Enhancing E-commerce Experiences
How we used AI to transform customer experiences for
a leading U.S. Grocery Retailer
Our client is one of United States’ largest grocery retailers, serving more than 11 million customers daily in stores and online. With 2,800 stores in 35 states, our client operates two dozen grocery retail brands, 34 manufacturing locations, and 44 distribution facilities, totaling over $140 billion in annual revenue.
Our client observed a common issue among customers: difficulty finding products matching their preferences. Consequently, customer interaction and interest decreased, resulting in reduced engagement, lower loyalty, and a decline in repeat business. This inadequate search experience led to customer frustration, dissatisfaction, and potential loss of sales. Additionally, they faced the challenge of fully grasping the vast amounts of data they possessed, like customer, transaction, and behavioral data, to generate better insights and enhance convenience for each customer across all channels.

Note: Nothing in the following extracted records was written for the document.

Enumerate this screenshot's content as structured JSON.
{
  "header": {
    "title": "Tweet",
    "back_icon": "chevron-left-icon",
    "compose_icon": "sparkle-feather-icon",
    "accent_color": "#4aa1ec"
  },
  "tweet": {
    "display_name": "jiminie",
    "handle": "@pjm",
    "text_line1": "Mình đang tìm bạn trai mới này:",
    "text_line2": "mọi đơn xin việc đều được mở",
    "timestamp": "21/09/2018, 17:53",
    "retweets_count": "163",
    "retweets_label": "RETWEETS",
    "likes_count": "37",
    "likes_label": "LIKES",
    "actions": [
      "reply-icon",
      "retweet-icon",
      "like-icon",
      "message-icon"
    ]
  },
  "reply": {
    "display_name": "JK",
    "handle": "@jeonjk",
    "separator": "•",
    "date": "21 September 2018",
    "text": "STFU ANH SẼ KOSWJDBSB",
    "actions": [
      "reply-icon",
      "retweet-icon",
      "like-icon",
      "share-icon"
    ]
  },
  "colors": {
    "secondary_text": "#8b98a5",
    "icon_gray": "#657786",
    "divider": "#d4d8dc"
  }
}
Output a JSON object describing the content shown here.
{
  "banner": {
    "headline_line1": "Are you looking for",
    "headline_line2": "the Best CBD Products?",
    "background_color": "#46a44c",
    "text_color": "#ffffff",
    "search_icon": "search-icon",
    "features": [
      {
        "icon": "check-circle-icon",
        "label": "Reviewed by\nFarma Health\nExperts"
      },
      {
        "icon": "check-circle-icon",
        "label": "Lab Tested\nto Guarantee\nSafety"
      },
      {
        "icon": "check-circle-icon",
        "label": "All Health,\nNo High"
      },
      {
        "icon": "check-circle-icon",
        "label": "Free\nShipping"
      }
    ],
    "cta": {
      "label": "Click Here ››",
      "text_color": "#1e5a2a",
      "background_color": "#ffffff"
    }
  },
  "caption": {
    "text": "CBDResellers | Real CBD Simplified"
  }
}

Within a span of four weeks, we were able to design data cleaning operations as well as a machine learning engine that delivered real-time recommendations and personalized upsell and cross-sell suggestions to millions of customers utilizing the client's web or mobile apps. Each time a customer interacted with the client's products, it sent feedback to the engine, continuously improving the performance and accuracy of the recommendations and shopping experience.
After cleaning and analyzing petabytes of data, like order history and purchasing behavior, Rapidops employed advanced algorithms like collaborative and content-based filtering to develop a personalized recommendations engine that met customers’ unique preferences and needs.